Le Pauvre Je vous assure, Monsieur, que le plus souvent je n’ai
pas un morceau de pain à me mettre sous les dents.
Dom Juan Voilà qui est étrange et tu es bien mal reconnu de tes
soins. Ah ! ah ! je m’en vais te donner un louis d’or tout à
l’heure, pourvu que tu veuilles jurer.
Le Pauvre Ah ! Monsieur, voudriez-vous que je commisse un tel péché ?
Dom Juan Tu n’as qu’à voir si tu veux gagner un louis d’or ou non.
En voici un que je te donne, si tu jures ; tiens, il faut jurer.
Le Pauvre Monsieur !
Dom Juan A moins de cela, tu ne l’auras pas.
Sganarelle Va, va, jure un peu, il n’y a pas de mal.
Dom Juan Prends, le voilà ; prends, te dis-je, mais jure donc.
Le Pauvre Non , Monsieur, j’aime mieux mourir de faim.
Dom Juan Va, va, je te le donne pour l’amour de l’humanité.
Mais que vois-je là ? Un homme attaqué par trois autres ?
La partie est par trop inégale, et je ne dois pas souffrir cette
lâcheté.
(Il court au lieu du combat.)
I Etude lexicologique : gens de bien, nécessité, soins, jurer. ( 2 points)
II Morpho-syntaxe :
1- les types de phrases (5 points)
2- les adverbes : morphologie et fonctionnement syntaxique (5 points)
III Etude Stylistique (8 points)
I ETUDE LEXICOLOGIQUE
Les 4 mots à étudier sont caractéristiques de la synchronie du français classique (XVIIème
siècle) : ils sont donc à étudier au sein de cet état de langue.

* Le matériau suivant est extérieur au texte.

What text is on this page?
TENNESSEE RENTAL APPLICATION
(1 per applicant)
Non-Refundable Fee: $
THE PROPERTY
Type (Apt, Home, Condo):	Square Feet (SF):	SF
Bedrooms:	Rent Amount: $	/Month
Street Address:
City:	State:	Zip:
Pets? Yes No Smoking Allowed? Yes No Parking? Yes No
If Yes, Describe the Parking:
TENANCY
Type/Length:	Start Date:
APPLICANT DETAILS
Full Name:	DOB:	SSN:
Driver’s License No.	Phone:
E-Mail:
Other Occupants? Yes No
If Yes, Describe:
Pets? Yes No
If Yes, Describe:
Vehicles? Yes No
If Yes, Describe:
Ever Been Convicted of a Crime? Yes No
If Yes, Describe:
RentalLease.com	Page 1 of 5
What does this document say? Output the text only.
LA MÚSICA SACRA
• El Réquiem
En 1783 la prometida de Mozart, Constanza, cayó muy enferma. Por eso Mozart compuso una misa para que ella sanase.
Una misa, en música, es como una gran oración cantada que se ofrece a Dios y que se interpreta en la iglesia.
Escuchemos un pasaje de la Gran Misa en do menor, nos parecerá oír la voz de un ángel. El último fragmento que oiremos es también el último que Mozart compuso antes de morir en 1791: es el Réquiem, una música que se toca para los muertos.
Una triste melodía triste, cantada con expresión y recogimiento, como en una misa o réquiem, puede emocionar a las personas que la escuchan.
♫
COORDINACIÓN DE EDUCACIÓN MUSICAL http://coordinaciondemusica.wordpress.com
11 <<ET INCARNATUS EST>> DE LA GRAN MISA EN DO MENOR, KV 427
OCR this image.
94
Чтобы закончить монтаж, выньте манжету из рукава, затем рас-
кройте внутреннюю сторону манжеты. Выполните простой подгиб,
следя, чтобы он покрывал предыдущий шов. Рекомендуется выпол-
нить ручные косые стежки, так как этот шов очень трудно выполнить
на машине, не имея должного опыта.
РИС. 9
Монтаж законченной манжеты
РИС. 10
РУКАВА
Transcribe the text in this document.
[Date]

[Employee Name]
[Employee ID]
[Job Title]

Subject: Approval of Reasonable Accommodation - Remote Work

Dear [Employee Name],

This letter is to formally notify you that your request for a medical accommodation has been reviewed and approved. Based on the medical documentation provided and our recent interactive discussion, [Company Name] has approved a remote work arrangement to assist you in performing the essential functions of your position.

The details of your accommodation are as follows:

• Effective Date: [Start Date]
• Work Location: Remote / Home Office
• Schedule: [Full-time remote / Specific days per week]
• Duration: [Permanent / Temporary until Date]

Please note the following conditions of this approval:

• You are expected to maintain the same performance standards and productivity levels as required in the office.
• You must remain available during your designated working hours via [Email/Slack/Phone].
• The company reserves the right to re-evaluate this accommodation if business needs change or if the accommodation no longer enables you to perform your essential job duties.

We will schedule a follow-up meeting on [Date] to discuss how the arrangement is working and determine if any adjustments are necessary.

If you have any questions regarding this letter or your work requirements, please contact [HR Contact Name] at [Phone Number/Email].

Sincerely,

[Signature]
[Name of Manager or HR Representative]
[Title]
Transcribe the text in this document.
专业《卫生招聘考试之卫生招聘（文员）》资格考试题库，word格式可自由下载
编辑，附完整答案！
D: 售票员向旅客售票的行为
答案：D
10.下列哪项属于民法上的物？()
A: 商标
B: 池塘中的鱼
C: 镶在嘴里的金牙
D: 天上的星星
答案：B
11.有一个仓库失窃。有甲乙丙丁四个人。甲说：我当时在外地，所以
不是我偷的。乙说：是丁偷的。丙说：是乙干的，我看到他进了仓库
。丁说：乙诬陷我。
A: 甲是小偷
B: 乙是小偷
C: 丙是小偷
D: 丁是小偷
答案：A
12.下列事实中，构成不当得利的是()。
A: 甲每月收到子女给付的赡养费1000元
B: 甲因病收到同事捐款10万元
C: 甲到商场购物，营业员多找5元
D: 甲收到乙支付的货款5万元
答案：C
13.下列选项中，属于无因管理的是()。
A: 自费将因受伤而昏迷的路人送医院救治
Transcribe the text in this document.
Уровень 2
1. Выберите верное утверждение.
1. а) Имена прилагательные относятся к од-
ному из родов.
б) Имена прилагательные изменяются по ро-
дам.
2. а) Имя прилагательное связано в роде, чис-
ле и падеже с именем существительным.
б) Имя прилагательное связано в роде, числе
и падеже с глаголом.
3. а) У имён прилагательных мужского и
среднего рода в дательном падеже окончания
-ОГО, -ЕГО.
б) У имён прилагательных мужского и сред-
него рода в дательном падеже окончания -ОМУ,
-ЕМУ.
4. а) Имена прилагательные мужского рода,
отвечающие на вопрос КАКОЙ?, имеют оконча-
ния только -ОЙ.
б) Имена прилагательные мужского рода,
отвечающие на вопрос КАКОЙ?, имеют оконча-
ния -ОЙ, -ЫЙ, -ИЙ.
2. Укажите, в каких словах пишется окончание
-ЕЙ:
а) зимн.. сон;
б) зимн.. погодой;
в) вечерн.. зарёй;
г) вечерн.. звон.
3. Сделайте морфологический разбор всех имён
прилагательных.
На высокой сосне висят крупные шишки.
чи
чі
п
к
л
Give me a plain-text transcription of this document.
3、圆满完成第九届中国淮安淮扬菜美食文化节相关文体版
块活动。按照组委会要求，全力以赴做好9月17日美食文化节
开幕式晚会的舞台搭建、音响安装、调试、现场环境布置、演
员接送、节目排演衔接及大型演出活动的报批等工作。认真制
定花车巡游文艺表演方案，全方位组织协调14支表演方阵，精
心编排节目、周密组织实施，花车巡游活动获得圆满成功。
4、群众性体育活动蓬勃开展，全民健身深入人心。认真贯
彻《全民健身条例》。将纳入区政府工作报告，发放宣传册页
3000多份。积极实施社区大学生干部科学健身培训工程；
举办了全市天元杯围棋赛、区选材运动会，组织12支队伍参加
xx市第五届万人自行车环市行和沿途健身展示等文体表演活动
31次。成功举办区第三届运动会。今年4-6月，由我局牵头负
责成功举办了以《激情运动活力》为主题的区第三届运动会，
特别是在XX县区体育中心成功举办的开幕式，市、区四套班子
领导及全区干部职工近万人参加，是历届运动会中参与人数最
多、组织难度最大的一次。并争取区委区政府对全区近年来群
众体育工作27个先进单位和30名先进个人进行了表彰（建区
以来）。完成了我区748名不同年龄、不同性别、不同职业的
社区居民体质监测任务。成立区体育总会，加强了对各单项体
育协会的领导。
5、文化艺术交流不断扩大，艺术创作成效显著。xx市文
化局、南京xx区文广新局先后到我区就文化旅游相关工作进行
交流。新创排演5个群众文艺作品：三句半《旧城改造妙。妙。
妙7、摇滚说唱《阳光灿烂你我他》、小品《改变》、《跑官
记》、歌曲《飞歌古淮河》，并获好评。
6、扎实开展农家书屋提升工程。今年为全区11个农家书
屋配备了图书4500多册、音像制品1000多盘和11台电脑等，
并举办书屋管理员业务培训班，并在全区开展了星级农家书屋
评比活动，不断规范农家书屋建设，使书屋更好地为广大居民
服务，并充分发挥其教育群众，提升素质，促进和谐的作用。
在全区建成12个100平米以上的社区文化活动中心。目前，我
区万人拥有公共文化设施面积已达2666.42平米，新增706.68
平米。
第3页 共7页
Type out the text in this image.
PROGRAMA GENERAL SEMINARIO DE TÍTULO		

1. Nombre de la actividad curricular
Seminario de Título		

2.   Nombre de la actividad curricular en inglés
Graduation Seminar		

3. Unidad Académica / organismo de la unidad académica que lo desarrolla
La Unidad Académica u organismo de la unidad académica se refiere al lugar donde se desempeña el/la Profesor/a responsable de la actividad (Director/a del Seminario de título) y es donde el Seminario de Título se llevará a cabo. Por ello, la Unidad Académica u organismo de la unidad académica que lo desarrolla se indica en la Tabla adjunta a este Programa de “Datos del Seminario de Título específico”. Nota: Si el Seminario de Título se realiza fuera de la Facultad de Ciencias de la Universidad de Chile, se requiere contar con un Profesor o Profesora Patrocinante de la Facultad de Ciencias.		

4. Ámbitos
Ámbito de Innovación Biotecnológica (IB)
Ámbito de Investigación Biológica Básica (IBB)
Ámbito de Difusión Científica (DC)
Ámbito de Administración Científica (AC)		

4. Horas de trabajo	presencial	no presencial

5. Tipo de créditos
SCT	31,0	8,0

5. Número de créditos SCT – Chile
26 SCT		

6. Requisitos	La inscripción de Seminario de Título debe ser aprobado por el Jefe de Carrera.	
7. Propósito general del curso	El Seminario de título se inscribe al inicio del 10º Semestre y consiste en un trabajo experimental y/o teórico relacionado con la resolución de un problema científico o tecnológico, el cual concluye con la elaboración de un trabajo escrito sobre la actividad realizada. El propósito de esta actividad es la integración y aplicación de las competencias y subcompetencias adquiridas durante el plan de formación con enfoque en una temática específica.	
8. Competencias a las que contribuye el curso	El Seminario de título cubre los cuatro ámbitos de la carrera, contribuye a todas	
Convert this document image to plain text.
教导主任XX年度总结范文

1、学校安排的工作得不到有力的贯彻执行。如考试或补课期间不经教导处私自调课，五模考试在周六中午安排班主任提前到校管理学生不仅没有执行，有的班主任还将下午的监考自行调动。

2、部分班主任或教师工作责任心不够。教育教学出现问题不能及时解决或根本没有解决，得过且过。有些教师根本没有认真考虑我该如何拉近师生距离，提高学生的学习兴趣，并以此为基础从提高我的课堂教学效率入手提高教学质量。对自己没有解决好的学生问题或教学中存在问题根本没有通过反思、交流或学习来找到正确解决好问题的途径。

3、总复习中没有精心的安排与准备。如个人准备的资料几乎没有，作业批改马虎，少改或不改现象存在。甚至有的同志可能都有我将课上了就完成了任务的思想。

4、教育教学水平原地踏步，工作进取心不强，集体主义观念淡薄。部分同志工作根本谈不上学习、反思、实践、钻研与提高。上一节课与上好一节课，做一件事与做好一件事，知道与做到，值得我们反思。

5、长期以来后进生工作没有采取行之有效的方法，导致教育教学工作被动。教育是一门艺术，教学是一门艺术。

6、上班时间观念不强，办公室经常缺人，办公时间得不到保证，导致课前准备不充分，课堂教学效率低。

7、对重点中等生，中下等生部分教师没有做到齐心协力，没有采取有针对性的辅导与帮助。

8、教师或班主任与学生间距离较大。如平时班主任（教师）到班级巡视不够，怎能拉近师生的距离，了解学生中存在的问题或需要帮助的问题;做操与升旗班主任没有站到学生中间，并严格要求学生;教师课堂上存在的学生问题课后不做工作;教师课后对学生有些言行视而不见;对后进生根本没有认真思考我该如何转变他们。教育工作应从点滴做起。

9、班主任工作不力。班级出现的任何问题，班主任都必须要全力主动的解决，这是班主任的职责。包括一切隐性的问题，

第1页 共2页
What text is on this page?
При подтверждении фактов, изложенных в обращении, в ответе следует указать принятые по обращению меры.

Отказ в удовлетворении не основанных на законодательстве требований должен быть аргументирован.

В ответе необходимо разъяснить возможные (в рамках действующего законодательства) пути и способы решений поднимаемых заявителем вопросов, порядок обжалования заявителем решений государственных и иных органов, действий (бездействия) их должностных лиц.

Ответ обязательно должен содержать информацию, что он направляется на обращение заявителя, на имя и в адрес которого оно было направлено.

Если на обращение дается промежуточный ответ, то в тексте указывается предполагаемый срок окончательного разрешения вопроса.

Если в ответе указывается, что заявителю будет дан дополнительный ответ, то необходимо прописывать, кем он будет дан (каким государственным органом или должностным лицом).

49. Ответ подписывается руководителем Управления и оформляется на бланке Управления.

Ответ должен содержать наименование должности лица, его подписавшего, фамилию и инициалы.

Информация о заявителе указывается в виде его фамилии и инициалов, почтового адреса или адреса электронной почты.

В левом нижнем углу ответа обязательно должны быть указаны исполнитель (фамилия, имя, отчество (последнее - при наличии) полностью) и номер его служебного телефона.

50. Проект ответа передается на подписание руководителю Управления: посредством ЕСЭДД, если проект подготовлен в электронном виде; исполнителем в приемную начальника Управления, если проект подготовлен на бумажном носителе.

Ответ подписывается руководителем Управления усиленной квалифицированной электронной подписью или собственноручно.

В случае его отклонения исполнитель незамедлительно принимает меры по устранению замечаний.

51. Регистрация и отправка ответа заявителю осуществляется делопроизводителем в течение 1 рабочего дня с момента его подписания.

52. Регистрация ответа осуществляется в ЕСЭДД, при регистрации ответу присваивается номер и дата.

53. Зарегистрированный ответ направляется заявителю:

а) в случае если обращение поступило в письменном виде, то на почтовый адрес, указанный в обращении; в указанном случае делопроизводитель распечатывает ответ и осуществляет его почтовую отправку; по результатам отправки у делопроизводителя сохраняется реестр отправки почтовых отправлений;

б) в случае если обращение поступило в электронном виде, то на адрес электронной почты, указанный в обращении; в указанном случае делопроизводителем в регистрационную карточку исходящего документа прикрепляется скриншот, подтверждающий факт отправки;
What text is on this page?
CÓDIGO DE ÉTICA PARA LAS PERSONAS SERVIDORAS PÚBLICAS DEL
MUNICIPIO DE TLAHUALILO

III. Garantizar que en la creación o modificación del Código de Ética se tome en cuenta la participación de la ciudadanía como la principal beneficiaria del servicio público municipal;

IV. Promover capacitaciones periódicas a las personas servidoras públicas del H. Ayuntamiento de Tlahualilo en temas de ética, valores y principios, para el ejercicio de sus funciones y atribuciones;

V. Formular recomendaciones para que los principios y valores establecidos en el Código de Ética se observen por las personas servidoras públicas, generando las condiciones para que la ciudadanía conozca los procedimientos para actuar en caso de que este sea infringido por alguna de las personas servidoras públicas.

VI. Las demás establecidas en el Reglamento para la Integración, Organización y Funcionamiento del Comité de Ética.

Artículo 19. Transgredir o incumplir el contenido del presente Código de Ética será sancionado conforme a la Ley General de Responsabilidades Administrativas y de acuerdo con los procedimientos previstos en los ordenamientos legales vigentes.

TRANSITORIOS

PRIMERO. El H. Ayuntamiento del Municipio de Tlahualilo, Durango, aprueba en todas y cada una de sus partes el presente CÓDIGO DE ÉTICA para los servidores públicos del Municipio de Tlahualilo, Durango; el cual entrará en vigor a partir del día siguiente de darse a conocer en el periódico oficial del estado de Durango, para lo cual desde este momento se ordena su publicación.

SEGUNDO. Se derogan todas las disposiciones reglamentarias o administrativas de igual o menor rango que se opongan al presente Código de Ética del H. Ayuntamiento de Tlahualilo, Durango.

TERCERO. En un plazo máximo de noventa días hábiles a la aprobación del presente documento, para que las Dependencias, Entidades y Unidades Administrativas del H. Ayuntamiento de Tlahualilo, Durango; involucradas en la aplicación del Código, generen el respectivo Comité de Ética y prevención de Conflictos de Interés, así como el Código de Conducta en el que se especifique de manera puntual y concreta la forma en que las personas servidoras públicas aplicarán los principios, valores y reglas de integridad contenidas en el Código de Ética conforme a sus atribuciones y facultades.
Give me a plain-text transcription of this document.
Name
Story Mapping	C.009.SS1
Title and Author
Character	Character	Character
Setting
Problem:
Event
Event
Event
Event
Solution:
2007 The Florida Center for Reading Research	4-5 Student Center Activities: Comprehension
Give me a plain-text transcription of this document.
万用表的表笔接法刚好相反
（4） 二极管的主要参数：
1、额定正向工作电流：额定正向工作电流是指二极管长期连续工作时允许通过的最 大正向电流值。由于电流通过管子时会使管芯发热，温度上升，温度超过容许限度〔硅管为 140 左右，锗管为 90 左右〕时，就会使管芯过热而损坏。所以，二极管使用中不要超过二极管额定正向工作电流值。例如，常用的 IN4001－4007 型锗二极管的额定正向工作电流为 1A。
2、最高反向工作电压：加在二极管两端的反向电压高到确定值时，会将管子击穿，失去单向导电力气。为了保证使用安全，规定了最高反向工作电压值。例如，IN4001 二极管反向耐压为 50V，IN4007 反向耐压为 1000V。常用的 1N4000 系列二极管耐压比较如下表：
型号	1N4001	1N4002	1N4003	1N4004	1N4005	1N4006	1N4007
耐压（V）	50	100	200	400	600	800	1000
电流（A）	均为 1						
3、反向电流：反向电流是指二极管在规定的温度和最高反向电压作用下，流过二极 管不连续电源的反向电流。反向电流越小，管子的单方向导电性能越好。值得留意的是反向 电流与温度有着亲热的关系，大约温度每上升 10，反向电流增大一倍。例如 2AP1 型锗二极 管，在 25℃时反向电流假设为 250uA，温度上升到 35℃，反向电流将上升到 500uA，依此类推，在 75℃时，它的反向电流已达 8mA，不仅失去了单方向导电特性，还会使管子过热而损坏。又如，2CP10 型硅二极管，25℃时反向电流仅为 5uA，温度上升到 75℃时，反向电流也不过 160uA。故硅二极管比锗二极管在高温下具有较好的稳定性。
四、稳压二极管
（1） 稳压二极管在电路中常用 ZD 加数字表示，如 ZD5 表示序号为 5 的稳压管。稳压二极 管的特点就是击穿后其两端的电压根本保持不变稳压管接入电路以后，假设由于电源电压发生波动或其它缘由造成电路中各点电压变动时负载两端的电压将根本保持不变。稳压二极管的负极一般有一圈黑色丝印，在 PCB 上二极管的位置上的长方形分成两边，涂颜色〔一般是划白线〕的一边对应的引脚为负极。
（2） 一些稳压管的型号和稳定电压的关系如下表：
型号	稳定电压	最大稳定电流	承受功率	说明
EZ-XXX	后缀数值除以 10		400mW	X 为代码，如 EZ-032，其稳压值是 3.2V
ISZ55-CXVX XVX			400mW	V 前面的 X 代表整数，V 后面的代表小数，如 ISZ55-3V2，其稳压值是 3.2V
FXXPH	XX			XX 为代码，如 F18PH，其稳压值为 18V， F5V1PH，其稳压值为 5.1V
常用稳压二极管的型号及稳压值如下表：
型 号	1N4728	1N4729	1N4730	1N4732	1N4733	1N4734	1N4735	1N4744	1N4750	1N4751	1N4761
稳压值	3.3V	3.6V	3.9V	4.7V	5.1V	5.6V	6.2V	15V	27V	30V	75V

Gens de bien : (l 2-3) 2 problèmes à étudier, la synapsie (Cf. Benveniste « Formes Nouvelles
de la composition nominale », PLG t.2), et les unités lexicales qui la composent, ainsi que son
emploi dans le texte.
Cette lexie fonctionne sur le modèle gens d’armes, gens d’église, gens de robe, gens
de lettres, gens de cours… (Cf. Dictionnaire Historique de le Langue française, Robert), lexies
ainsi présentées par le dictionnaires « gens avec cette acception [les gens signifient (v.1207)
« les humains en général »] est aussi emplo avec un nom désignant une profession ou un
état ».
Le même dictionnaire introduit ainsi l’étude du substantif : Le substantif bien, d’abord attesté
dans un contexte chrétien, recouvre la notion morale de ce qui est juste, honnête, louable (le
bien et le mal), réalisée dans l’expression gens de bien qui a supplanté l’ancien emploi
métonymique du pluriel les biens de l’ancien français.
Elle présente les caractéristiques formelles analysées par Benveniste comme définissant « un
type nouveau de composition […]. Il consiste en un groupe entier de lexèmes, reliés par
divers procédés, et formant une désignation constante et spécifique. […] Ce qui caractérise la
synapsie est un ensemble de traits dont les principaux sont : la nature syntaxique (non
morphologique) de la liaison entre les membres ; - l’emploi de joncteurs à cet effet,
notamment de et à ; - l’ordre déterminé + déterminant des membres ; - leur forme
lexicale pleine, et le choix libre de tout substantif ou adjectif ; - l’absence d’article devant
le déterminant [= le second membre] ; - la possibilité d’expansion pour l’un ou l’autre
membre ; -7° le caractère unique du signifié. » Auparavant, Benveniste a relevé
l’impossibilité d’insérer une unité au sein de ce groupe lexical.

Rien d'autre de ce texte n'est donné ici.